Birmingham 2022 chief executive Ian Reid has rejected the idea of pushing the Commonwealth Games back to 2023 after the Athletes' Village was scrapped.
The £500 million ($653 million/€556 million) Village, which was being constructed on the former Birmingham City University site in Perry Barr, was abandoned after a review into the impact of the coronavirus pandemic found it could not be delivered on time.
In a virtual press briefing held today after the announcement, Reid revealed delaying the Games had been discussed but it was not considered to be a feasible option.
"The Organising Committee Board, alongside partners, had extensive discussions around that option," he said.
"There are a number of challenges to doing that – the most important one I think is around the sporting calendar.
"Obviously one of the things we want to ensure with this event is that we attract the Commonwealth's best athletes to Birmingham and the West Midlands.
"We believe for a number of sports that would be a challenge based on existing World Championships and other major events that are scheduled to take place in 2023.
"Clearly, the sporting calendar has moved significantly, and that 2023 calendar is busier than ever.
"Therefore, we thought we would be compromised in terms of athlete attendance and the standard of competition, which was not something we were willing to do."
Delaying Birmingham 2022 by a year would result in a clash with the 2023 World Athletics Championships, for example, with competition scheduled to take place from August 19 to 27 in Budapest.
The Athletes' Village was set to provide accommodation for 6,500 athletes and team officials.
Instead, 1,600 athletes and officials are set to be housed at the NEC Hotel Campus, with 1,900 at The University of Warwick.
Around 2,800 athletes and officials will also be located at the principal village at The University of Birmingham.
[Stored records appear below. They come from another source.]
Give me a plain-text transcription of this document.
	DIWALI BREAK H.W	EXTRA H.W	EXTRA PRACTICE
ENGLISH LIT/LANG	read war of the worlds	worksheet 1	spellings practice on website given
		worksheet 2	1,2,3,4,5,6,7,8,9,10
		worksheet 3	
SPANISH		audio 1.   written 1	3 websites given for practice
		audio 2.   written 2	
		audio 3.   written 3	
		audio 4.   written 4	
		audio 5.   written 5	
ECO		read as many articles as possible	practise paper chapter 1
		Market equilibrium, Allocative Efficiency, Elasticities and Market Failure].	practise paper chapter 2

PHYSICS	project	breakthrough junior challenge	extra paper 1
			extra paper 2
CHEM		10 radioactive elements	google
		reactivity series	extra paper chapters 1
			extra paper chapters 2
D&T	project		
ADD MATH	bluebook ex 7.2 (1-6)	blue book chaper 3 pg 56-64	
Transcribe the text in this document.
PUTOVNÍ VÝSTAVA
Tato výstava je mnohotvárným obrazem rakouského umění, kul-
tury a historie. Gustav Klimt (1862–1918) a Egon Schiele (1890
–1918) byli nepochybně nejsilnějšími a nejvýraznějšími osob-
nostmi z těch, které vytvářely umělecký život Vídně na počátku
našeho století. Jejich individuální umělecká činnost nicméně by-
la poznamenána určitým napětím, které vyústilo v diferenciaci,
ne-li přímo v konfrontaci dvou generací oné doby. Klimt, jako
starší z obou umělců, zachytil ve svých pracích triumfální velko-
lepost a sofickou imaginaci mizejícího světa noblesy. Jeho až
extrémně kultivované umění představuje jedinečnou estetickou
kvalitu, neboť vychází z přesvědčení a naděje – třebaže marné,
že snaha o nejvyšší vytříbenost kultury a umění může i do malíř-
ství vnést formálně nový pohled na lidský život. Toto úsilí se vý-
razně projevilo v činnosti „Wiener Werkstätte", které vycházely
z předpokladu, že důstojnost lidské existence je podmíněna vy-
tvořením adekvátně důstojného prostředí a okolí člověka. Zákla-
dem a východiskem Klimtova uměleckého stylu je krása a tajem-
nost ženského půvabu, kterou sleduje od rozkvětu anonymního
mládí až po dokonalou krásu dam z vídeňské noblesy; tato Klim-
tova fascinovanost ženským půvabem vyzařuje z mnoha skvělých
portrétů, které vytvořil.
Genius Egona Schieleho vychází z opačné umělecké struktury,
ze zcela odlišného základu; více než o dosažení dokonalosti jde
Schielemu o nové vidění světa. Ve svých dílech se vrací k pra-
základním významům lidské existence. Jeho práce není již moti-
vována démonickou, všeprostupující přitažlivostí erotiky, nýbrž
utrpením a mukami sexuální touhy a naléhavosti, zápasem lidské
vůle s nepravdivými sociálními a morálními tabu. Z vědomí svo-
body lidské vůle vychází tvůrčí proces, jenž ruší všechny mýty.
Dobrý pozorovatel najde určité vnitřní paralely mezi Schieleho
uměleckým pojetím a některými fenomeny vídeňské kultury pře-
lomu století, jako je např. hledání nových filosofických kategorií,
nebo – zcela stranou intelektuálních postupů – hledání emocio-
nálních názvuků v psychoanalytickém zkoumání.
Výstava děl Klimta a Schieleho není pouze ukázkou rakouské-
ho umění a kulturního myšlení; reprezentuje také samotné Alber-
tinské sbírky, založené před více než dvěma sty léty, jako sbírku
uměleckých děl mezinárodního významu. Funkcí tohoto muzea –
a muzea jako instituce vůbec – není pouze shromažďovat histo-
Reid claimed the use of the NEC Hotel Campus would not limit bed capacity for tourists and spectators, while the Organising Committee would ensure all accommodation would also be equipped for Para-athletes.
"The universities have some existing accommodation that is suitable for Para-athletes, and we will supplement that when necessary," Reid said.
"It is one of our priorities to ensure that all the teams can have suitable accommodation for their Para-athletes."
The decision to move away from a single site follows an assessment by the project delivery team, which worked with the construction supply chain, as well as independent experts, on how it could reduce the risk to the Games.
With a shorter than normal timeframe until the 2022 Games open in Birmingham, the Athletes' Village had very little scope to withstand the delay the pandemic has had on construction.
The Perry Barr regeneration scheme, with new housing and transport infrastructure, will still be delivered.
There had been signs of trouble regarding the Athletes' Village after reports said the cost of construction had risen by £91.8 million ($113 million/€102 million).
Birmingham City Council's Audit Committee also gave the Village project a red-risk rating at the start of this month.
Birmingham 2022 has also faced criticism regarding diversity.
Only one out of 20 members of the Board of Directors and Executive Management for the 2022 Commonwealth Games was not white, despite Birmingham being one of the most ethnically diverse cities in the United Kingdom.
In response, CGF President Dame Louise Martin resigned from her role on the Board and nominated Sandra Osborne as her replacement.
An advert looking for a new Board member has since been published in an attempt to further increase the diversity of the body.